POTENTIAL DISTRIBUTION DUE TO A CYLINDRICAL ELECTRODE MOUNTED ON AN INSULATING PROBE

Abstract

The potentials around a finite cylindrical electrode can be obtained by dividing the electrodes into rings of equal thickness and substituting an infinitely thin current ring for each of the slices. The field of an infinitely thin ring electrode mounted on an insulating cylindrical probe of the same diameter can be found by combining the properties of the delta function with a solution of Laplace’s equation in cylindrical co‐ordinates. Combination of solutions for the infinitely thin rings under the condition that the potential of the electrode surface be constant leads to a system of simultaneous linear equations. By increasing the number of slices, the potential around the finite electrode can be found arbitrarily close. The problem of a cylindrical electrode on a sonde located coaxially in a conducting hole, drilled through a medium of different conductivity, is treated by the same method.

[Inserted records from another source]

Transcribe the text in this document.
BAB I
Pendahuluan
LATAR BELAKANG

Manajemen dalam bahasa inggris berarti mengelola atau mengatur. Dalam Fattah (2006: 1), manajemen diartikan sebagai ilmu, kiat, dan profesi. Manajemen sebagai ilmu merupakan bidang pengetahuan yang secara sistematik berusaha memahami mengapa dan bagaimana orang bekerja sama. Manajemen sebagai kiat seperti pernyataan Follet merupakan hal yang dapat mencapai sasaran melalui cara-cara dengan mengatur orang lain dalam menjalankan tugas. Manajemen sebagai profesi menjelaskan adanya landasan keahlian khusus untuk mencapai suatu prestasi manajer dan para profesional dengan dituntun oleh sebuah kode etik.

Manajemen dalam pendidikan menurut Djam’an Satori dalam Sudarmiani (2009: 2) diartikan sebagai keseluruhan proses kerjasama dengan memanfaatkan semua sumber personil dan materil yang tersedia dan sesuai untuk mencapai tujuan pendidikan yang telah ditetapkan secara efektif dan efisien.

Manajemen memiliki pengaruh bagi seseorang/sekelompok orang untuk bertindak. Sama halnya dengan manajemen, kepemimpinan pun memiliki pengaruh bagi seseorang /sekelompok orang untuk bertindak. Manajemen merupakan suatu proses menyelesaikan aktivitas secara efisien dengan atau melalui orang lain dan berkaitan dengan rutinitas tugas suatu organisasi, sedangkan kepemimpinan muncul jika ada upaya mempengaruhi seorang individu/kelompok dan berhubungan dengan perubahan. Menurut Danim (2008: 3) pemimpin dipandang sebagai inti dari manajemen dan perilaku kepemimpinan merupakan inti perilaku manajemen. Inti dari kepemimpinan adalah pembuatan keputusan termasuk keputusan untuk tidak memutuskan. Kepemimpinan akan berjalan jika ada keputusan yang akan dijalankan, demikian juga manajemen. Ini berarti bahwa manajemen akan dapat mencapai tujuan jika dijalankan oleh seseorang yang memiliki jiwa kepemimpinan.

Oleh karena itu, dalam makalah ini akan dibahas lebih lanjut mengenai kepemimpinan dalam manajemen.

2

This arrangement is of interest in electrical logging of drill holes. Numerical examples have been calculated on an IBM 650 magnetic drum computer. The potential along the surface of the insulating probe, at distances larger than twice the electrode length, can be approximated with good accuracy by assuming that all of the current is emitted from an infinitely thin ring located in the median plane of the electrode.